Chocolat is awful. Juliette Binoche stars in the film (which gives her next to nothing to do), which is sort of Where the Heart Is... meets The Full Monty. It's a completely offensive liberal fantasy. The basic plot is that a woman comes to a small town in 50's France, and through the power of her chocolate making, changes their outlook on lives. The problem with this is that you need to share its viewpoint, which is that all of the townspeople are stupid & blindly follow their way of life & religion since they don't know any better.

The film treats Catholicism as folly. I'm not Catholic, but I was still offended. It takes place during Lent. Binoche's character tempts all of the characters to break their Lenten vows with her chocolate, and this is seen as a good thing. She doesn't attend church & seems to callously brush aside their views on religion.
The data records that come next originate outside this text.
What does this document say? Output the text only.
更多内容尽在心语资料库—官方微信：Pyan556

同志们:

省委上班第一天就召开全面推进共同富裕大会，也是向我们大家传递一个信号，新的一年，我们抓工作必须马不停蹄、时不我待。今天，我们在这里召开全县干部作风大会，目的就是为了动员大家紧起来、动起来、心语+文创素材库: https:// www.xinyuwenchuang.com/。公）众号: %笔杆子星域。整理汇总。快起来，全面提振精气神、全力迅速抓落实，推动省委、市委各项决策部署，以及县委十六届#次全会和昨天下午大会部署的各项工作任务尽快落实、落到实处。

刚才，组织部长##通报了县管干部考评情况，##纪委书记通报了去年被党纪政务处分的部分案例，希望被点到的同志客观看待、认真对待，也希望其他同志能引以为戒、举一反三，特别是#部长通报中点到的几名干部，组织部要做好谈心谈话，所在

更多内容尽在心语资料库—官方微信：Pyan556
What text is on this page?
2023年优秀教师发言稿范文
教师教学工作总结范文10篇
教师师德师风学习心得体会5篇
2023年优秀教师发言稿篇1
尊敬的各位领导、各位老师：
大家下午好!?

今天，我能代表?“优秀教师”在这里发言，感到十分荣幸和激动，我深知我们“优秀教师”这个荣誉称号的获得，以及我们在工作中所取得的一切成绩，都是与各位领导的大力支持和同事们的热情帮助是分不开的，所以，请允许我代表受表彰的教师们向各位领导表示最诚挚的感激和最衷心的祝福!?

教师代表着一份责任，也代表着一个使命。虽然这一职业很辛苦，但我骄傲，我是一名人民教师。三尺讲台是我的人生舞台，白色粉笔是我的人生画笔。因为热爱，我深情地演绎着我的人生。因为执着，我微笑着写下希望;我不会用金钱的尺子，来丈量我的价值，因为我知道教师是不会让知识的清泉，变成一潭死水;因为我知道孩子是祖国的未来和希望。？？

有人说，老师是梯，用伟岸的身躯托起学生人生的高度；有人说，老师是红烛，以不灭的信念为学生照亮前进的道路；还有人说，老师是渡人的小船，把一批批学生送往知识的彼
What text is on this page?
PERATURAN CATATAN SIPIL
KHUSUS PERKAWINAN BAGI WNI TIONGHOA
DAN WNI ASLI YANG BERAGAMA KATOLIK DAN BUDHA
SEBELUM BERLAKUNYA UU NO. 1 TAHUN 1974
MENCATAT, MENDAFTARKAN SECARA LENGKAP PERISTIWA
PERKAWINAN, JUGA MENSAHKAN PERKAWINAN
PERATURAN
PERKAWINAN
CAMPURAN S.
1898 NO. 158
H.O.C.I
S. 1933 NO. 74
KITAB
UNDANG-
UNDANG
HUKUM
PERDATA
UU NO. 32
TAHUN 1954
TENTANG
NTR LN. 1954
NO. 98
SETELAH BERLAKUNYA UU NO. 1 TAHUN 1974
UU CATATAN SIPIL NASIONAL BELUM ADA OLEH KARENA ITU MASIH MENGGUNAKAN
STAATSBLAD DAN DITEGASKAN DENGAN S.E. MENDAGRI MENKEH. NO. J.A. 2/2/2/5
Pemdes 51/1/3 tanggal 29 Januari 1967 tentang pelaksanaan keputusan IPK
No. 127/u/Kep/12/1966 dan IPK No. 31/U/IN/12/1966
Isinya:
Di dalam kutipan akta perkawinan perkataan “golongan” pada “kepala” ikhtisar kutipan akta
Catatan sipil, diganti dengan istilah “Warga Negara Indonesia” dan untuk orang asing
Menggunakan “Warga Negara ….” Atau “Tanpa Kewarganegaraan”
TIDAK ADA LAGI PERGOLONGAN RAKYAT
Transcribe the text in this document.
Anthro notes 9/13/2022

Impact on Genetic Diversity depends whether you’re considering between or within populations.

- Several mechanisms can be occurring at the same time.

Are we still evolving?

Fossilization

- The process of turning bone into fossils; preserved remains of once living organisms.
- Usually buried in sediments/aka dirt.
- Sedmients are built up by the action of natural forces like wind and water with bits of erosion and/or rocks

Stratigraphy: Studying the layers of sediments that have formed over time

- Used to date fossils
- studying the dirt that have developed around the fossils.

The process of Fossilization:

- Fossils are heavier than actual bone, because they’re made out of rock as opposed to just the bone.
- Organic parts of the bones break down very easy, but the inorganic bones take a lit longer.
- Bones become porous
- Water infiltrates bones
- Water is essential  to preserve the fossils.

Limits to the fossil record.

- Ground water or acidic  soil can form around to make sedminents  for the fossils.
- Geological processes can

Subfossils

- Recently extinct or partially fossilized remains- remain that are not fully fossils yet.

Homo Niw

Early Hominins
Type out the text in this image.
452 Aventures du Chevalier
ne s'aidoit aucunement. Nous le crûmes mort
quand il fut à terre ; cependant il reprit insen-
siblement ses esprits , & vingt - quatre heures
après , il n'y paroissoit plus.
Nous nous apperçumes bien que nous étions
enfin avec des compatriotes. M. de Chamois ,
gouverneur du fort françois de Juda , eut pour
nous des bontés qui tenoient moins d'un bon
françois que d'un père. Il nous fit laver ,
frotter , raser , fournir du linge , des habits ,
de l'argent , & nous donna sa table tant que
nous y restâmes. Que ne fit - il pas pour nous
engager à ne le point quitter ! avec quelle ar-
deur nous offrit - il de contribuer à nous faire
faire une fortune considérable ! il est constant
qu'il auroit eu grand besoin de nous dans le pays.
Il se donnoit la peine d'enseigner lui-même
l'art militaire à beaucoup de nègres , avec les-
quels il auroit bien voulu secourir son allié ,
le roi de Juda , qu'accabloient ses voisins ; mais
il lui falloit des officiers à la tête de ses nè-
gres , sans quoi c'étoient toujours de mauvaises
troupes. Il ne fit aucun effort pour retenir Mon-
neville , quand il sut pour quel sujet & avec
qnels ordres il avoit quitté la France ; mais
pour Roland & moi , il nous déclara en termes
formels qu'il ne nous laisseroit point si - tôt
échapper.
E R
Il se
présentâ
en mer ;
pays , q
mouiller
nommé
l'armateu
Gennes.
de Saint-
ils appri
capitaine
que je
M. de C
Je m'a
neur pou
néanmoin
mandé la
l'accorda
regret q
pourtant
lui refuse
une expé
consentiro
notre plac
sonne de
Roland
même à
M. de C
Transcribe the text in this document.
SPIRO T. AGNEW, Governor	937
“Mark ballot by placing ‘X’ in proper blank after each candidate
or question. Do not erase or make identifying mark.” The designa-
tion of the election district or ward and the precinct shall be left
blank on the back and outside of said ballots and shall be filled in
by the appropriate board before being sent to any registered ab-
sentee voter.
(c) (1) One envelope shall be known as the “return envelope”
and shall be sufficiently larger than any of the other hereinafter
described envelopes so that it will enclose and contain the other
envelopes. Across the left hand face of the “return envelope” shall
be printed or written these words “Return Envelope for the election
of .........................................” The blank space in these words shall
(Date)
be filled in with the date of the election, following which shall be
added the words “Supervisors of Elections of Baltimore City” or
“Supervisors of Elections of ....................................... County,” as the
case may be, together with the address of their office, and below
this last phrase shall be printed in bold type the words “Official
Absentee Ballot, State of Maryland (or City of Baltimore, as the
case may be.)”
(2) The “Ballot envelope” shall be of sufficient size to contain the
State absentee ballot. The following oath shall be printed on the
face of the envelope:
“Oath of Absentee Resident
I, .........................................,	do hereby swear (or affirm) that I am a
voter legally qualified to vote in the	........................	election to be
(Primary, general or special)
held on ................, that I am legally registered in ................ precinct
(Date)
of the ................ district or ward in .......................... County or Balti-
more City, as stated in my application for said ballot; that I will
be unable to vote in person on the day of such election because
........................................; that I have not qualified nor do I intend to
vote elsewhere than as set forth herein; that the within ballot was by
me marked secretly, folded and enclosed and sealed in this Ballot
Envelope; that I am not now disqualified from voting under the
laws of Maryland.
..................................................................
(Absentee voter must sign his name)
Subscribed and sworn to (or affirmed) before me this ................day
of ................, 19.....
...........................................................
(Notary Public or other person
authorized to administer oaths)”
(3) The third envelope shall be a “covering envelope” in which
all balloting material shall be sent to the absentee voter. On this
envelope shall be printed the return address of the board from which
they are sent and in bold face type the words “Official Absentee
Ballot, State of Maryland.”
Basically her character's goal comes at the cost of the town's way of life, and we're expected to applaud that. I just want to warn you that the film, while seemingly sweet, is incredibly subversive in the worst way. It manipulates the audience into accepting the offensive views it has, and then tries to beautify its ugly ideas with mood lighting.

If you watch the film with any sort of rational mind at all, you can't help but be offended. I'm up for magic realism as much as the next person, but this film doesn't work at all. I didn't read the book, but the film is so flimsy. For example, it doesn't explain why the chocolates have the effects they do at all. There's one flashback in which Binoche explains the Indians believed cocoa beans make people lose all their inhibitions. That's well & good, but I don't lose all inhibition when I eat a Hershey's bar. There is obviously something different about HER chocolate and the film does nothing to explain it.

What I had a huge problem with though were its attitudes toward society. It's one of those movies that celebrates vagrants at the expense of people who are settled down in life, but then expects us to be happy when the main vagrants in the story all decide to settle down at the end. I don't mind that the film condemns the church & the town's people so much as that it expects us to be happy when it betrays itself and decides these are good things.

Also problematic is Judi Dench's character. She is presented as a fellow outcast from the town, but she is obviously influenced by what her daughter (the mayor's loyal assistant) thinks of her. The film definitely wants to be subversive & conformist at the same time, and you simply can't. The condescending way it treats the townspeople in and the pedestal it places Binoche & Depp on both are ridiculous. The film is a total failure (though I'm sure people who don't much think about what they're watching are apt to enjoy it.)